Data from: Worth the fuss? Maximising informativeness for target capture-based phylogenomics in Erica (Ericaceae)
Plant phylogenetics has been revolutionised in the genomic era, with target capture acting as the
primary workhorse of most recent research in the new field of phylogenomics. Target capture (aka
Hyb-Seq) allows researchers to sequence hundreds of genomic regions (loci) of their choosing, at
relatively low cost per sample, from which to derive phylogenetically informative data. Although
this highly flexible and widely applicable method has rightly earned its place as the field’s de facto
standard, it does not come without its challenges. In particular, users have to specify which loci
to sequence—a surprisingly difficult task, especially when working with non-model groups, as it
requires pre-existing genomic resources in the form of assembled genomes and/or transcriptomes.
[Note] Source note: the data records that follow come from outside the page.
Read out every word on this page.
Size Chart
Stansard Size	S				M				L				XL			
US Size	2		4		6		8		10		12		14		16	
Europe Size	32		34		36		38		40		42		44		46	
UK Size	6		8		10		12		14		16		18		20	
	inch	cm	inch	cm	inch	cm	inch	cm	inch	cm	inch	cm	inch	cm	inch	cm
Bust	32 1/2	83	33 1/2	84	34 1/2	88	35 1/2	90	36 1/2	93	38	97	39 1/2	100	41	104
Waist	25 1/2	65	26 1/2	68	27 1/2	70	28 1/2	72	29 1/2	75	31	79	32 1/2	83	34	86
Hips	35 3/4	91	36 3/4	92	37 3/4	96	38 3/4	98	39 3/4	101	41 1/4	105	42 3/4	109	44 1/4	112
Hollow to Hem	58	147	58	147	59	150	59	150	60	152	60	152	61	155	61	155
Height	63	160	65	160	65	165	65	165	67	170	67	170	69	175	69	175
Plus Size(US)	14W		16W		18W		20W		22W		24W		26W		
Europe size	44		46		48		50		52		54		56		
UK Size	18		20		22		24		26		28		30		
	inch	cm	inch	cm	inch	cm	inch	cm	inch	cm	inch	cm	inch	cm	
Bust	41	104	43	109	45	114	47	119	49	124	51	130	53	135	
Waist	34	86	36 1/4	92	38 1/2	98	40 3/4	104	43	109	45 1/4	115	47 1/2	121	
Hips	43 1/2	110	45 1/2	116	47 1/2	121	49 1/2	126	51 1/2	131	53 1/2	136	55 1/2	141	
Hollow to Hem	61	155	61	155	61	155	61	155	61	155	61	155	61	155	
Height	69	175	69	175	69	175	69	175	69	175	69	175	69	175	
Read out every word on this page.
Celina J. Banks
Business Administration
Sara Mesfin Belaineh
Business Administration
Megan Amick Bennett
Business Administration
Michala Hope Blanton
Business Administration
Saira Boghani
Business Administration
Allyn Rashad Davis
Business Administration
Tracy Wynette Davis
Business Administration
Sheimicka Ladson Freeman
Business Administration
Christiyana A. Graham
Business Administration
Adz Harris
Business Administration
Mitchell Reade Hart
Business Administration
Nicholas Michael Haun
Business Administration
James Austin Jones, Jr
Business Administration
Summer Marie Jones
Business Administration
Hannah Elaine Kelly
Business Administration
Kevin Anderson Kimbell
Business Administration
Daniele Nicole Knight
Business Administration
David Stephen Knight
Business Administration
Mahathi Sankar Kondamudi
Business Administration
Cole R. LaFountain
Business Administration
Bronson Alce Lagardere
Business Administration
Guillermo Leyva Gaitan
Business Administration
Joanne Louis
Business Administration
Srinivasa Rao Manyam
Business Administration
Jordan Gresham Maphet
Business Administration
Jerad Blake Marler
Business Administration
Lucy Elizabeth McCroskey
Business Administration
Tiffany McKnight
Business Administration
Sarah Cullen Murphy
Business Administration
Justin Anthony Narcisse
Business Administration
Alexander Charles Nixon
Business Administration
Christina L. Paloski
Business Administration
In the absence of taxon-specific genomic resources, target sets exist that are designed to work
across broad taxonomic scales. However, the highly conserved loci that they target may lack
informativeness for difficult phylogenetic problems, such as that presented by the rapid radiation
of Erica in southern Africa. We designed a target set for Erica phylogenomics intended to
maximise informativeness and minimise paralogy while maintaining universality by including genes
from the widely used Angiosperms353 set. Comprising just over 300 genes, the targets had
excellent recovery rates in roughly 90 Erica species as well as outgroups from Calluna, Daboecia,
and Rhododendron, and had high information content as measured by parsimony informative
sites and Quartet Internode Resolution Probability (QIRP) at shallow nodes. Notably, QIRP was
positively correlated with intron content, while including introns in targets—rather than recovering
them via exon-flanking “bycatch”—substantially improved intron recovery. Overall, our results
show the value of building a custom target set, and we provide a suite of open-source tools that
can be used to replicate our approach in other groups (github.com/SethMusker/TargetVet).